Really, Netflix? You think now's the time to crack down on password sharing?

Really, Netflix? You think now's the time to crack down on password sharing?
A wild Netflix in its natural habitat. Photo: Mario Tama

We’ve always been communal creatures, humans. From the dawn of time, it has been our capacity for partnership—for pooling the shared resources of collective labor, and leveraging them for great leaps forward into the progress-laden smorgasbord of the future—that has marked the great starts and stops of human existence. Agriculture. The industrial revolution. Sharing Debbie’s Netflix password so that everyone can keep up to date on all the hornt-up shit happening on Bridgerton. These are the iron bonds from which the future itself is forged.

And while such simple, glorious acts of inspiring co-existence do, technically, violate the terms of service of the streaming service (and all the others that have followed in its ilk), Netflix, etc. have typically been, well, “cool”—for lack of a better word—with the sharing of people’s passwords among multiple users. Not actively encouraging, mind you, but when the choice has come down to letting some percentage of potential subscriptions fall through its fingers, or deciding to be a big ol’ dick about trying to enforce “one password per household, please,” the companies have erred on the side of non-abundant dickery. That’s been especially welcome during the last 365 days or so, given how important streaming entertainment—and watching streaming entertainment with others—has become for maintaining some meager semblance of our mental health during the COVID-19 pandemic.

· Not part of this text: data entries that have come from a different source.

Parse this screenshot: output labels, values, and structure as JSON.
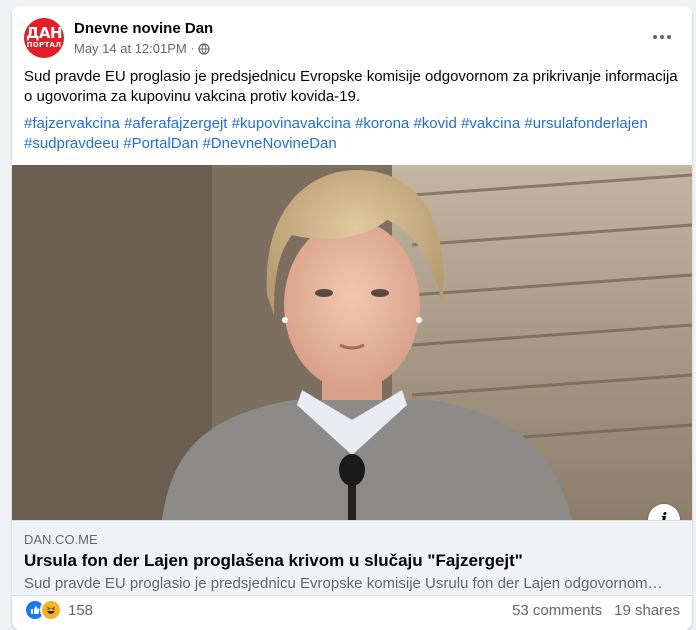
{
  "post": {
    "page_name": "Dnevne novine Dan",
    "avatar_text_top": "ДАН",
    "avatar_text_bottom": "ПОРТАЛ",
    "timestamp": "May 14 at 12:01PM",
    "separator": "·",
    "audience_icon": "globe-icon",
    "more_icon": "more-options-icon",
    "text": "Sud pravde EU proglasio je predsjednicu Evropske komisije  odgovornom za prikrivanje informacija o ugovorima za kupovinu vakcina protiv kovida-19.",
    "hashtags": [
      "#fajzervakcina",
      "#aferafajzergejt",
      "#kupovinavakcina",
      "#korona",
      "#kovid",
      "#vakcina",
      "#ursulafonderlajen",
      "#sudpravdeeu",
      "#PortalDan",
      "#DnevneNovineDan"
    ]
  },
  "link": {
    "domain": "DAN.CO.ME",
    "title": "Ursula fon der Lajen proglašena krivom u slučaju \"Fajzergejt\"",
    "description": "Sud pravde EU proglasio je predsjednicu Evropske komisije Usrulu fon der Lajen odgovornom ...",
    "info_label": "i"
  },
  "footer": {
    "reaction_icons": [
      "like-icon",
      "haha-icon"
    ],
    "reaction_count": "158",
    "comments": "53 comments",
    "shares": "19 shares"
  },
  "colors": {
    "brand_red": "#e41e26",
    "link_blue": "#216fdb",
    "like_blue": "#1877f2",
    "haha_yellow": "#f7b125"
  }
}
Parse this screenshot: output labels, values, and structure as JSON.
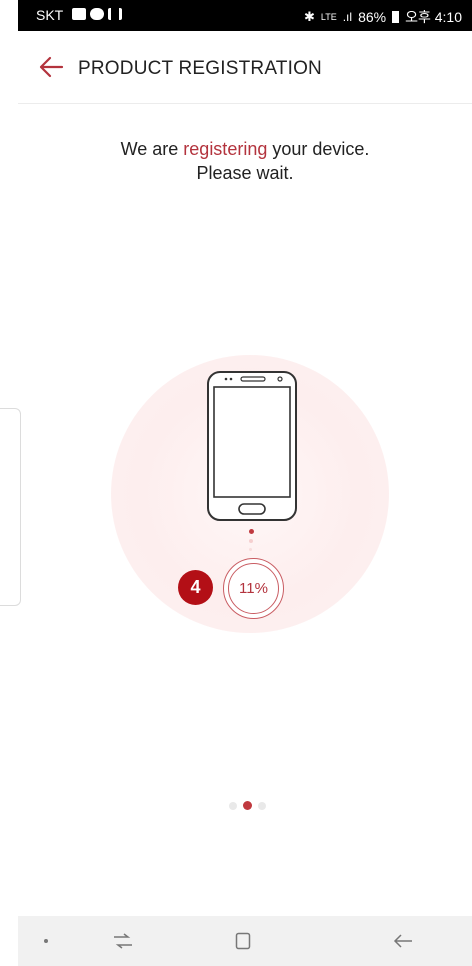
{
  "status_bar": {
    "carrier": "SKT",
    "right_text": "86%",
    "time": "오후 4:10",
    "icons": [
      "gallery-icon",
      "message-icon",
      "signal-toggle-icon",
      "bluetooth-icon",
      "lte-icon",
      "signal-bars-icon",
      "battery-icon"
    ]
  },
  "header": {
    "title": "PRODUCT REGISTRATION",
    "back_icon": "arrow-left-icon"
  },
  "message": {
    "line1_prefix": "We are ",
    "line1_accent": "registering",
    "line1_suffix": " your device.",
    "line2": "Please wait."
  },
  "progress": {
    "label": "11%",
    "value": 0.11
  },
  "step_badge": "4",
  "pager": {
    "count": 3,
    "active_index": 1
  },
  "nav_bar": {
    "items": [
      "dot-icon",
      "recents-icon",
      "home-icon",
      "back-icon"
    ]
  },
  "colors": {
    "accent": "#b3333d",
    "badge": "#b30f16",
    "glow": "#fdeeee"
  }
}
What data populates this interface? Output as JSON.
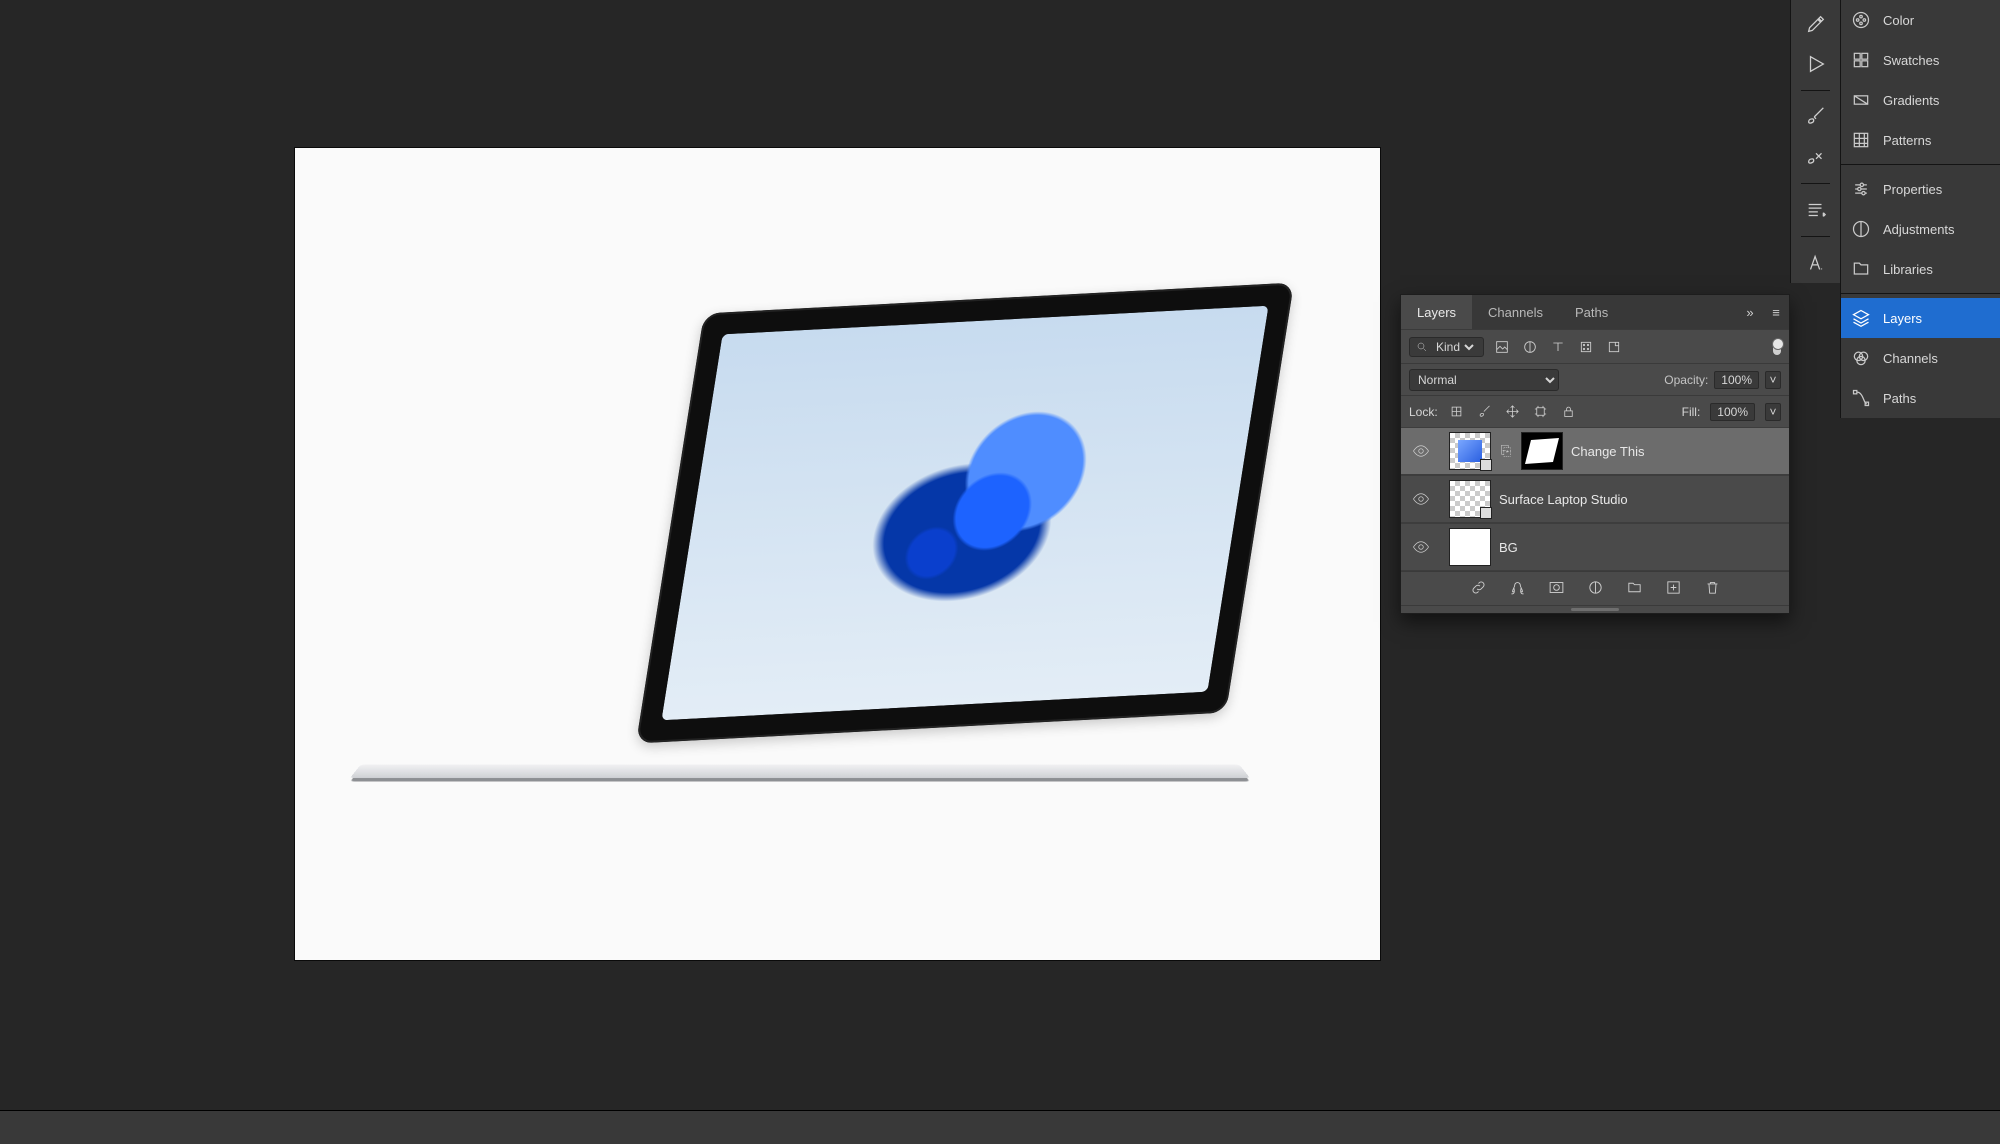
{
  "panelTabs": {
    "color": "Color",
    "swatches": "Swatches",
    "gradients": "Gradients",
    "patterns": "Patterns",
    "properties": "Properties",
    "adjustments": "Adjustments",
    "libraries": "Libraries",
    "layers": "Layers",
    "channels": "Channels",
    "paths": "Paths"
  },
  "layersPanel": {
    "tabs": {
      "layers": "Layers",
      "channels": "Channels",
      "paths": "Paths"
    },
    "filterKind": "Kind",
    "blendMode": "Normal",
    "opacityLabel": "Opacity:",
    "opacityValue": "100%",
    "lockLabel": "Lock:",
    "fillLabel": "Fill:",
    "fillValue": "100%",
    "layers": [
      {
        "name": "Change This",
        "selected": true,
        "smart": true,
        "mask": true
      },
      {
        "name": "Surface Laptop Studio",
        "selected": false,
        "smart": true,
        "mask": false
      },
      {
        "name": "BG",
        "selected": false,
        "smart": false,
        "mask": false
      }
    ]
  }
}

But now, it sounds like our glorious socialist streaming utopia might finally be seeing its end: THR reportsworking off reports from GammaWire—that perfectly legitimate, probably users of the streaming service have begun to see screens that declare “If you don’t live with the owner of this account, you need your own account to keep watching” when trying to log in and watch their Netflix content. Now, at this point, nobody’s actually getting blocked from anything—you can either pull up a prompt that allows the actual owner of the account (as though anyone could own something as beautiful or ephemeral as a Netflix password) to verify you, or you can just hit the ol’ “Verify Later” button to defer that mild chore. But the implication is clear: Netflix knows what you’re up to, and it’s doing a pretty clear version of one of its “How frothingly angry is this going to make people if we pull the trigger on it?” tests. (See also: Any time the company toys around with promos or advertising attached to the actual thing you want to see.)

Because, really: Cracking down on password sharing has never been about the technical side of things. Streamers keep track of that stuff already, and certainly know when one account is, say, being accessed by IPs from halfway across the country. It’s simply a matter of running the calculus of how much shit they’re willing to eat from consumers in exchange for turning some of those freeloaders into paying customers. We’re pretty sure that the current pandemic conditions are likely to amplify that “eat shit” variable mightily—although, to be fair, we’re not scholars in coprophilic mathematics—but it’s also possible our reliance on streaming entertainment might have given the company (and its competitors) enough leverage to pull the trigger on clamping down on this profit-diminishing public good at last.